However, I do not know why it has "I" which
is imaginery symbol, I think.
restart;
invlaplace(-1/(s*(s^2+a^2)),s,t);
As a trial, MAPLE gave me "cosine" function
in the result.
All of parameters are constant and positive.
Is it possible to obtaine the result without "I" symbol?
Thank you
Cosh
If you look at the result of the inverse laplace transformation in your first posting above, you will see it is a hyperbolic cosine. You wanted a cosine function and Maple correctly converted that by the well known relationship cosh(x) = cos(i*x). That can be converted to 1/2*(exp(x) + exp(-x)), if you prefer.
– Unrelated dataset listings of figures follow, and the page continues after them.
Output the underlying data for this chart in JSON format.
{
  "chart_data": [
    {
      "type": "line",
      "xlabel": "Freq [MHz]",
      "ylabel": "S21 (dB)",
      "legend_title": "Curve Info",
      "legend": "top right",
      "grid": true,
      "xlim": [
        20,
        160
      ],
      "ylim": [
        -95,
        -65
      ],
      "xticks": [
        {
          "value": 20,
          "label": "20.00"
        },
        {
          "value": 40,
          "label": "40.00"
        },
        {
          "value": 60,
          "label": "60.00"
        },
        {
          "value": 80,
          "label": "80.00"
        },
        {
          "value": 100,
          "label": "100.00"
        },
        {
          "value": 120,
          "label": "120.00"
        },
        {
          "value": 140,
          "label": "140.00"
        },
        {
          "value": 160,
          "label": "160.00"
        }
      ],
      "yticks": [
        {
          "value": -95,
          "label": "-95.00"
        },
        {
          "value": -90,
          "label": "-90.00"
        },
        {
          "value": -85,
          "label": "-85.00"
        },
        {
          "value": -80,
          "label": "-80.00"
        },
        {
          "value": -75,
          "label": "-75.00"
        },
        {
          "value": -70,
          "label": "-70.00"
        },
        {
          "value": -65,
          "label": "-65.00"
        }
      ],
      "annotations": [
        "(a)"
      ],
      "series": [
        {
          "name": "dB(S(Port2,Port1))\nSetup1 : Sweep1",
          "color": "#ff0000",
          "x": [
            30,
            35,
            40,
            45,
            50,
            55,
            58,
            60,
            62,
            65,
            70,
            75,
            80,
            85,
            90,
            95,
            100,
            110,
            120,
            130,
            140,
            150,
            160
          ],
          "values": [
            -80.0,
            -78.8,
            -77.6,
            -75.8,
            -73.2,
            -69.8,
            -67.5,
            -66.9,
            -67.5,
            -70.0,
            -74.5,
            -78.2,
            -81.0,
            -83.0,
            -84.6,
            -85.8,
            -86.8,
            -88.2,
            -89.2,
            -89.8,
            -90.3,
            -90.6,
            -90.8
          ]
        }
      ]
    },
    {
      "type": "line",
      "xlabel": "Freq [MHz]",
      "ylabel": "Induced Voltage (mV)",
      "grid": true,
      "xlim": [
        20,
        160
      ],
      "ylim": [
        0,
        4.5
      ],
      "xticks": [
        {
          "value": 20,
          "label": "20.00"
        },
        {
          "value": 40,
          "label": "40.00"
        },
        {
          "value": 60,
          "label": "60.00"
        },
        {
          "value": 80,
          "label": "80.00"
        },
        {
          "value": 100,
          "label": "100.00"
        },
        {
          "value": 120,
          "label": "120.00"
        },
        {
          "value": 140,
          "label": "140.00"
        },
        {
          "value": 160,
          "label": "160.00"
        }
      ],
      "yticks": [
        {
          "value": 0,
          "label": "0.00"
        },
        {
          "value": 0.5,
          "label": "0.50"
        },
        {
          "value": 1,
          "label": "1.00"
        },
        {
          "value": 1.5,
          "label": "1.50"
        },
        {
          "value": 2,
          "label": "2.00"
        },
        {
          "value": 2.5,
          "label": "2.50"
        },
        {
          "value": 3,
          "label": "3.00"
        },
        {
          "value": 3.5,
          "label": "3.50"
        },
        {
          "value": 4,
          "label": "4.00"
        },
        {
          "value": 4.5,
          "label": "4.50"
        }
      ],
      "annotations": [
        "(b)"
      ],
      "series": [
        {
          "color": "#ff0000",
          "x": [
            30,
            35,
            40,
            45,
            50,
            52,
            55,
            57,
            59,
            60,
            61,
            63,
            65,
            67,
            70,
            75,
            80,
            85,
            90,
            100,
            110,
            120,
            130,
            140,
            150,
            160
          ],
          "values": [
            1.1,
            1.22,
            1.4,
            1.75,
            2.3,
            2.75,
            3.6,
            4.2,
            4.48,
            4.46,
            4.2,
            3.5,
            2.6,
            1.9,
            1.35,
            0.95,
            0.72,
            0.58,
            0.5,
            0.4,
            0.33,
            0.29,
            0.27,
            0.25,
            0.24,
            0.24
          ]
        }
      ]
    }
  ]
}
Please see ?convert.
Maple doesn't know the values of m[1], m[2] or k, so it can only reduce the inverse laplace transformation to a hyperbolic cosine. In your second posting, you used a^2 and so Maple was able to simplify the inverse laplace transformation to a cosine function.
Good luck.
J. Tarr
assuming
I am not sure why this did not work when I tried it about an hour ago, but this should do what you want:
restart;
with(inttrans):
X:=k*(m[1]+m[2])/(s*(k*(m[1]+m[2])+m[1]*s^2*m[2]));
invlaplace(X,s,t) assuming m[1]>0,m[2]>0,k>0;
Does this answer your question?
J. Tarr
Yes
Dear Prof. Mariner:
Yes, that is it.
I have a question about "assume" command.
When should I use the assume command?
Thank you very much.
assume
Please see ?assume and ?assuming. You need to use these commands when the result of the command or action that you are taking depends on the properties of the variables. For example, the solution of a second order ODE depends upon the properties of the parameters - see your text books.
J. Tarr